Si les Complutenses, du nom du collège où les Carmes enseignent Aristote à Alcalá, ne sont pas très loin, dans le temps et l’espace, du Cursus philosophicus thomisticus de Jean de Saint-Thomas, ils s’en distinguent quant au fond et, en tout cas, ils ont une autre compréhension des liens qu’il convient d’instaurer entre la philosophie et la théologie. Prenons un exemple. Quand les Salmanticenses abordent l’étude de Dieu, ils la font précéder, non par une analyse des données bibliques ou patristiques, mais par une réflexion sur le principe d’individuation [34]. Par ailleurs, leur insensibilité à l’histoire, — déjà perceptible aussi chez Jean de Saint-Thomas — leur fait omettre assez naturellement certains traités, ainsi les mystères de la vie du Christ dans la tertia. Bref, salués pendant longtemps comme de véritables monuments thomistes, ces ouvrages sont davantage le reflet d’une époque.
Édités en plein xviie siècle, les Salmenticenses correspondent aux exigences d’une formation simple où la matière doit être bien répartie. Et là se perçoit la grande différence d’avec la Somme théologique. Si, dans leur contenu, les « traités » demeurent fidèles à la doctrine de Thomas, ils en ignorent l’unité et le dynamisme. Mais une autre innovation les éloignent davantage de l’Aquinate — et là encore sinon quant au fond du moins sur la forme —, la distinction du dogme et de la morale. Certes les Carmes ne sont pas les premiers à procéder ainsi — Pierre le Chantre parlait déjà de theologia duplex —, mais la pratique s’est clairement établie au xvie siècle sous l’influence des prescriptions du concile de Trente relatives à la confession et des Jésuites qui ont largement contribué à les répandre. Les Salmenticenses sont à l’image de la théologie de leur temps marqués par le primat donné à l’étude des cas de conscience et à la casuistique.

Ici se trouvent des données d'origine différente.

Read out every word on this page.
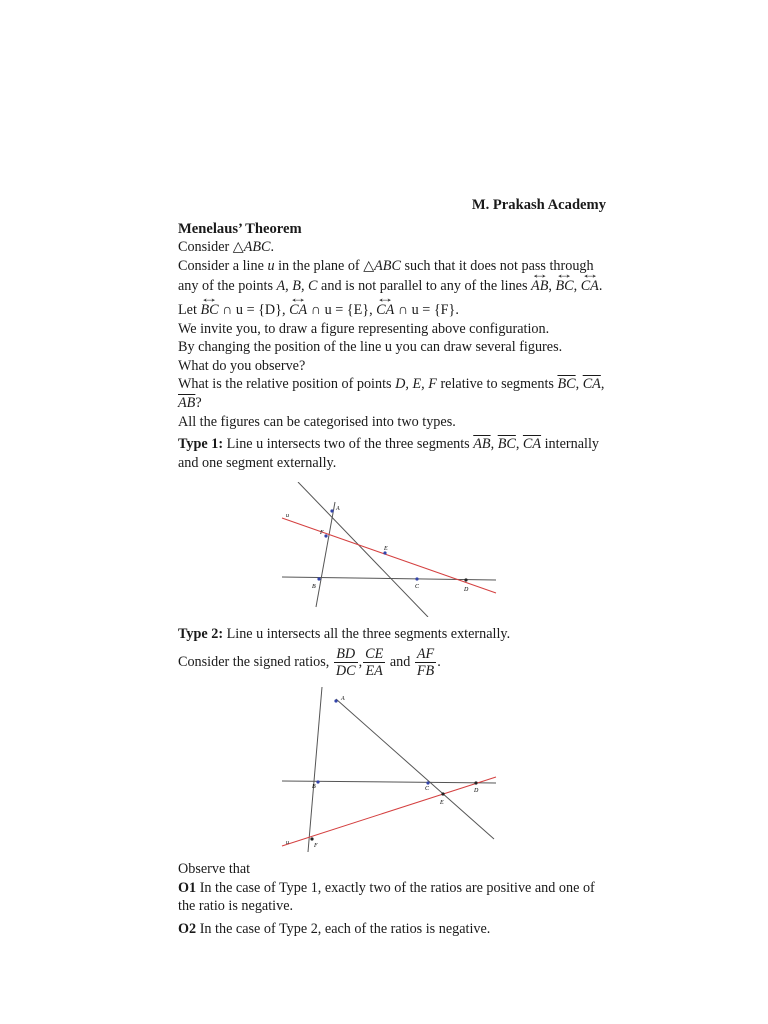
M. Prakash Academy
Menelaus’ Theorem

Consider △ABC.

Consider a line u in the plane of △ABC such that it does not pass through any of the points A, B, C and is not parallel to any of the lines ↔ AB, ↔ BC, ↔ CA.

Let ↔ BC ∩ u = {D}, ↔ CA ∩ u = {E}, ↔ CA ∩ u = {F}.

We invite you, to draw a figure representing above configuration.

By changing the position of the line u you can draw several figures.

What do you observe?

What is the relative position of points D, E, F relative to segments $\overline{BC}$, $\overline{CA}$, $\overline{AB}$?

All the figures can be categorised into two types.

Type 1: Line u intersects two of the three segments $\overline{AB}$, $\overline{BC}$, $\overline{CA}$ internally and one segment externally.

A
F
E
B	C	D
u

Type 2: Line u intersects all the three segments externally.

Consider the signed ratios, $\frac{BD}{DC}$ , $\frac{CE}{EA}$ and $\frac{AF}{FB}$ .

A
B	C	D
E
F
u

Observe that

O1 In the case of Type 1, exactly two of the ratios are positive and one of the ratio is negative.

O2 In the case of Type 2, each of the ratios is negative.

Pour nous en tenir aux « dogmaticiens », nommons Antoine de la Mère de Dieu (1583-1637), le véritable initiateur, Dominique de sainte Thérèse (1606-1654), Jean de l’Annonciation (1633-1701), Antoine de Saint-Jean-Baptiste (1641-1699) et Alphonse des Anges (1664-1737). S’ils furent célèbres en leur temps, on ne peut s’empêcher de trouver aujourd’hui que leurs disputationes abondent dans les détails et la systématique.
En contre-point des Salmanticenses, mais dans la mouvance de Jean de Saint-Thomas, évoquons quelques Dominicains qui tentèrent de rendre à la théologie sa valeur spirituelle. En 1647, dans La Croix de Jésus, où les plus belles vérités de la théologie mystique et de la grâce sanctifiante sont établies, Louis Chardon (1595-1651), en conjuguant la science du théologien et l’expérience du mysdque, apparaît comme l’un des grands spirituels du xviie siècle. Vincent Contenson (1641-1674) laisse, quant à lui, une œuvre inachevée, sa Theologia mentis et cordis. Dépendant de la tradition de Salamanque, il cite Soto, Medina et Cano, souligne fortement l’homogénéité de la foi et de la théologie, et souhaite réintégrer dans une unique théologie les éléments spirituels et les valeurs mystiques.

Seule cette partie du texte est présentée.